Way finding is often associated with the limited scope of signage design and the placement of signs to assist people with their navigation through a building or the larger site.
Signage is, of course, a crucial component in way finding.
Way finding should, however, also be viewed as a far broader concept incorporating a wider range of building elements and experiences within the built environment. Way finding is essentially about communication, and communication in the built environment does not necessarily need to be graphic; it can be architectural, tactile or audible, and in some instances olfactory.

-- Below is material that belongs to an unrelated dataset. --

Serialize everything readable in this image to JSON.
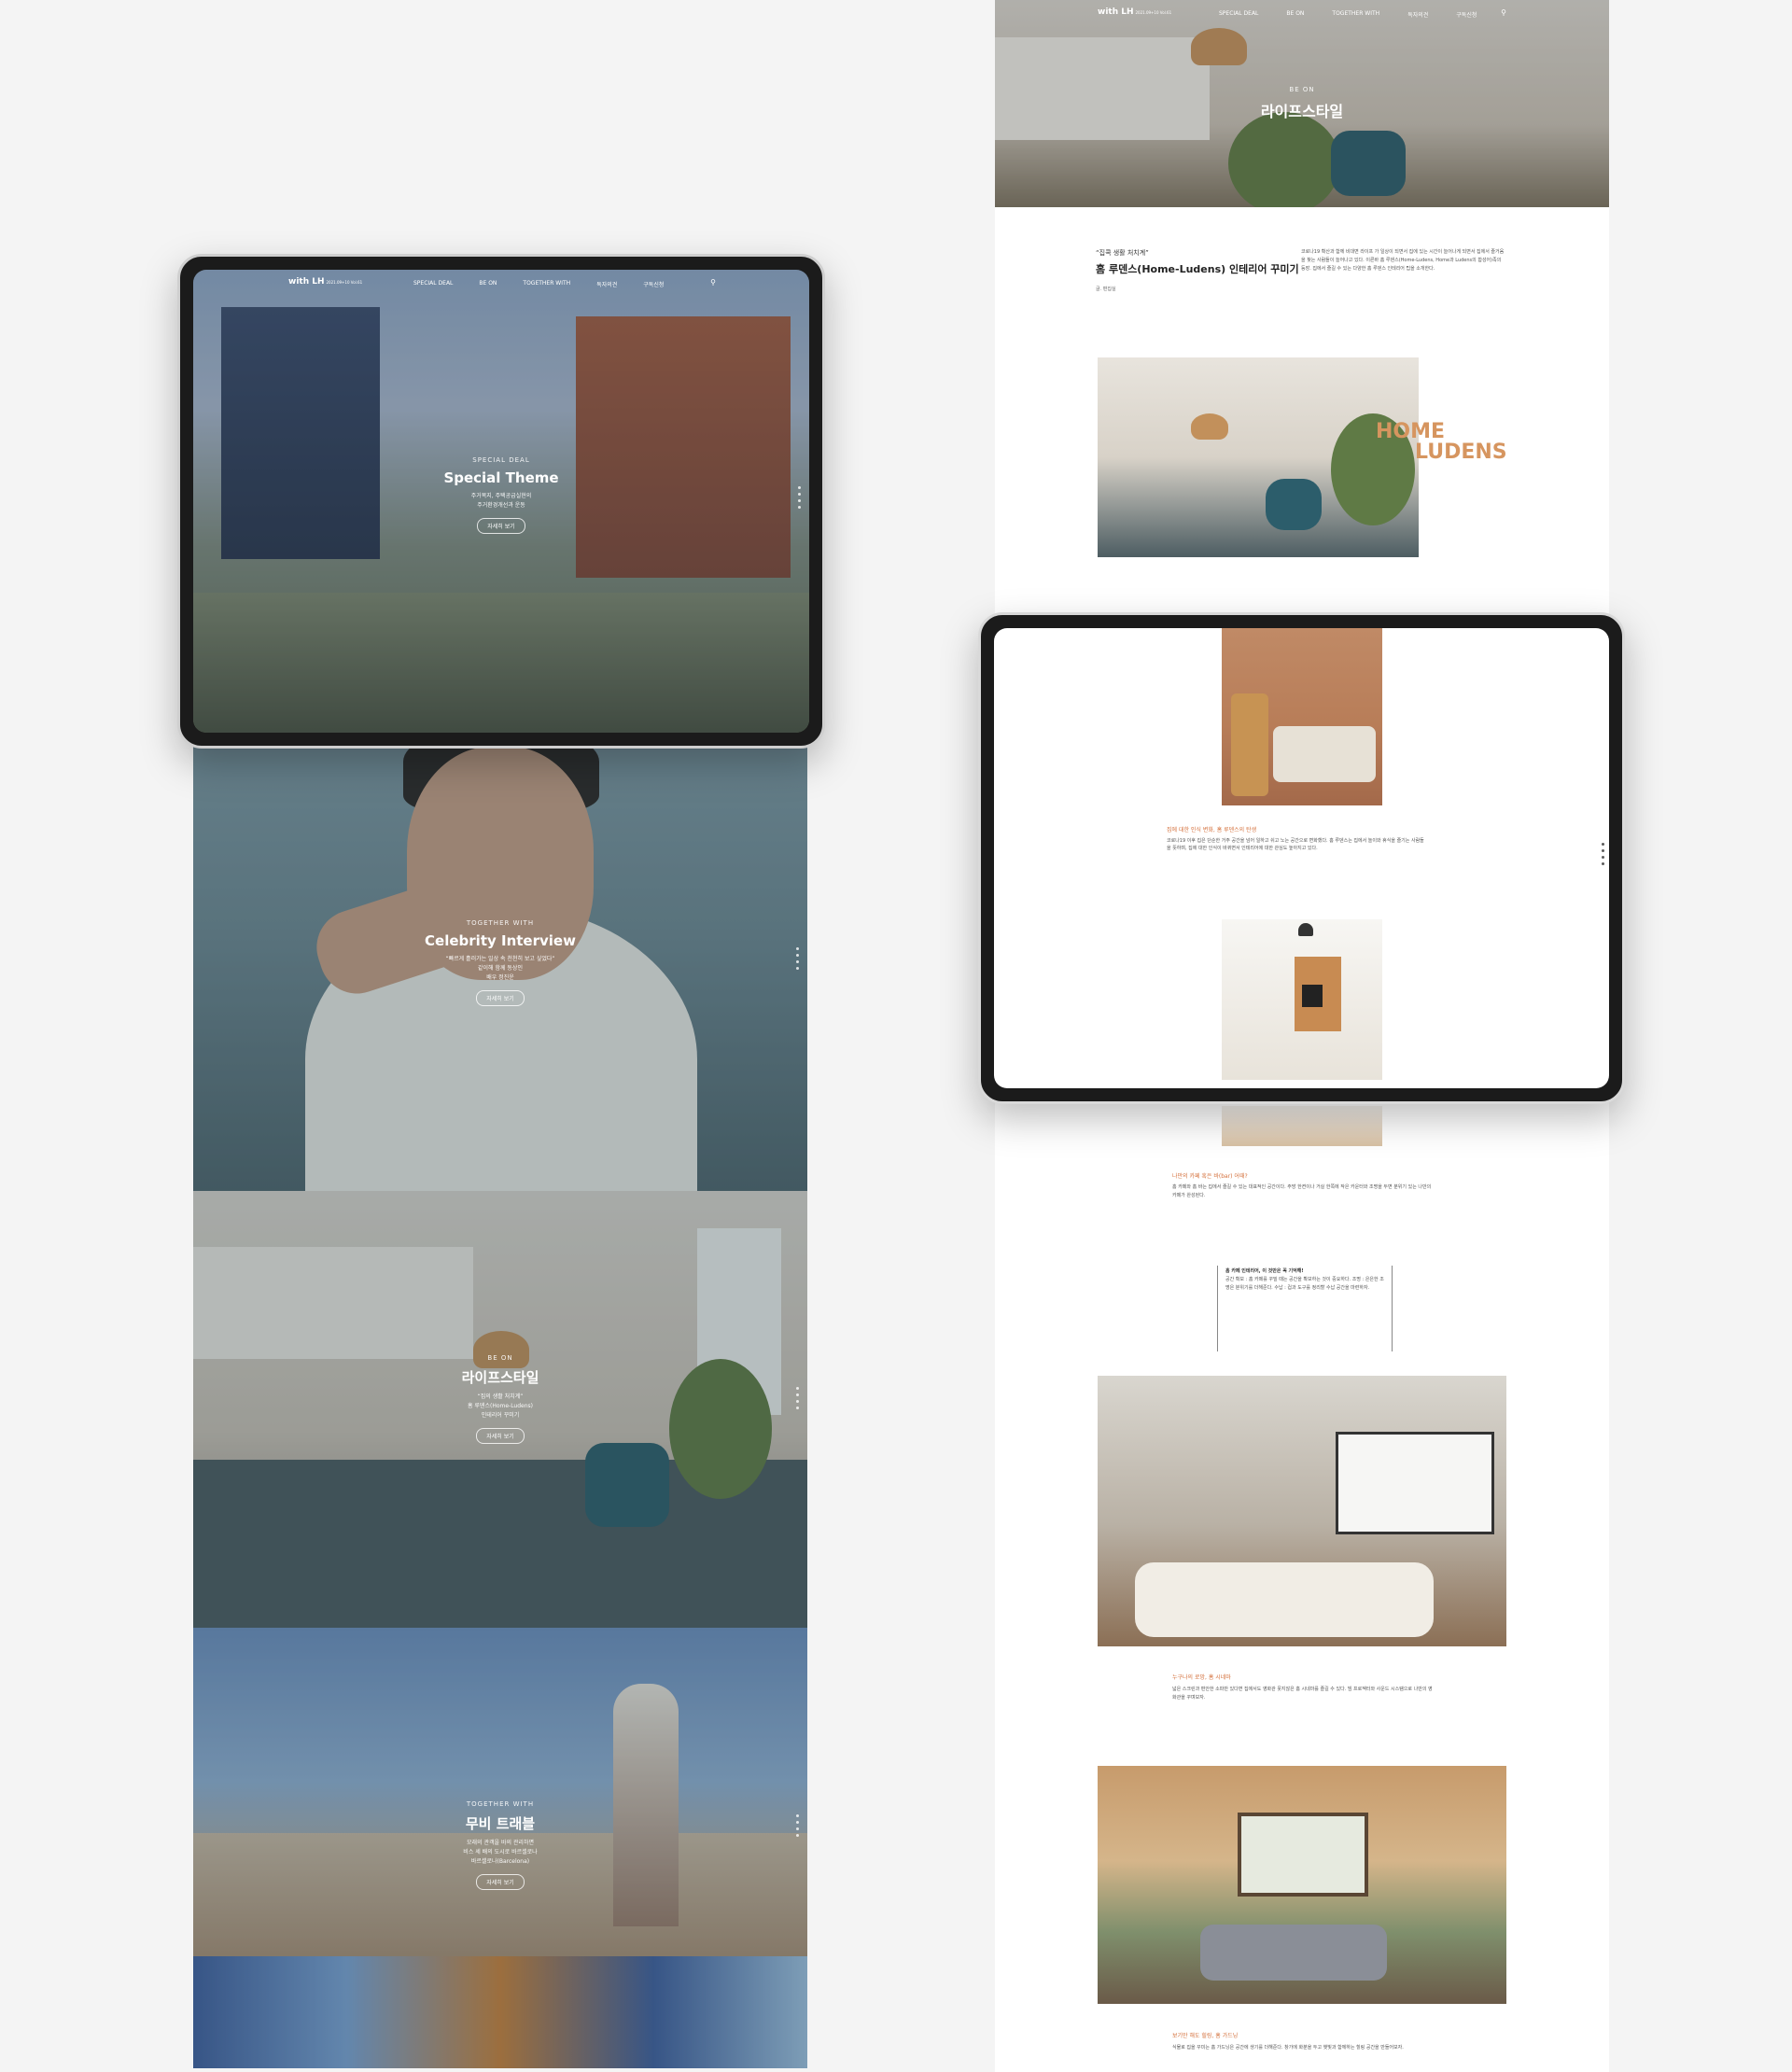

People use a vast amount of cues to assist with orienting themselves to a space and to gain a sense of direction. Some examples include the form and shape of buildings and the finishes associated with each of them; the location of landmark features; internal finishes defining rooms and walkways within a building; the texture of walkways, floor finishes and standalone furniture; the noise associated with various spaces within a building; or smells associated with various spaces (e.g. coffee shop, cafeteria).
These provide a myriad of cues which, when coupled with a person’s prior experience of the building, assist in creating a more meaningful whole.
Attending to these cues more thoroughly and ensuring that they are provided in a consistent, uniform and strategic manner are key to developing a design which will be more usable to a broader range of people.
Landmark features such as statues and sculptures, or scented plants can provide a strong cue at points where several paths converge and decisions need to be made.
Architectural features such as canopies and alcoves can effectively highlight entry points to buildings. Locating these entry points so that they can be clearly seen from an associated car park, bus stop, taxi rank or pedestrian footpath assists people in gaining access to a building.
Likewise, ensuring connecting pathways and means of vertical transport are also clearly viewable from entrances provides a perceptible continuation in a person’s journey through a site.
Signage should complement the care taken in the design and should not constitute the main means of directing people as it relies on a limited set of skills (i.e. good visual acuity and perception, as well as strong literacy and language skills).
The obstacles in using signage alone for people with vision impairments and intellectual disabilities are obvious, but other large groups of people in the community also experience difficulty with this – a list that can include the elderly, people with a non-English speaking background and young children, among others.
The incorporation of pictograms and symbols as well as tactile and Braille features assist in making signage more accessible, and its location and the information communicated is just as important.
The height of signage and consistent placement are critical for tactile reading and in enabling people to anticipate where signage is to be provided and easily locate it when necessary. Using contrasting surfaces through both colour and texture further assist in locating signs. These principles should also extend to the elements on the sign itself.
“You are here” maps located at entries and crucial decision making points assist people with finding where they are located within the site or building and to subsequently problem solve an appropriate route to their destination. Directory boards listing spaces, functions and facilities on each floor proximal to the lifts and stairs provide vital information required to reach a destination.
Incorporating colour coding of spaces across all signage and incorporating it with finishes within the space itself provides a continuum of information which is more easily perceived by most people.
Also crucial in developing effective way finding solutions is the consideration of mobility and how people are able to travel safely through a site.
A whole host of strategies can be incorporated to assist with this, with many of these well documented across a number of Australian Standards.
Strategies may include locating and designing paths of travel which provide appropriate gradients and landings for people to rest at suitable distances; providing well designed handrails at all stairs and ramps; providing ramped walkways in lieu of stairs to allow for universal and safe access; providing contrasting finishes to define paths or incorporating suitable barriers and landscaping to achieve this; and providing contrasting graphics to glazed entry doors to assist detection.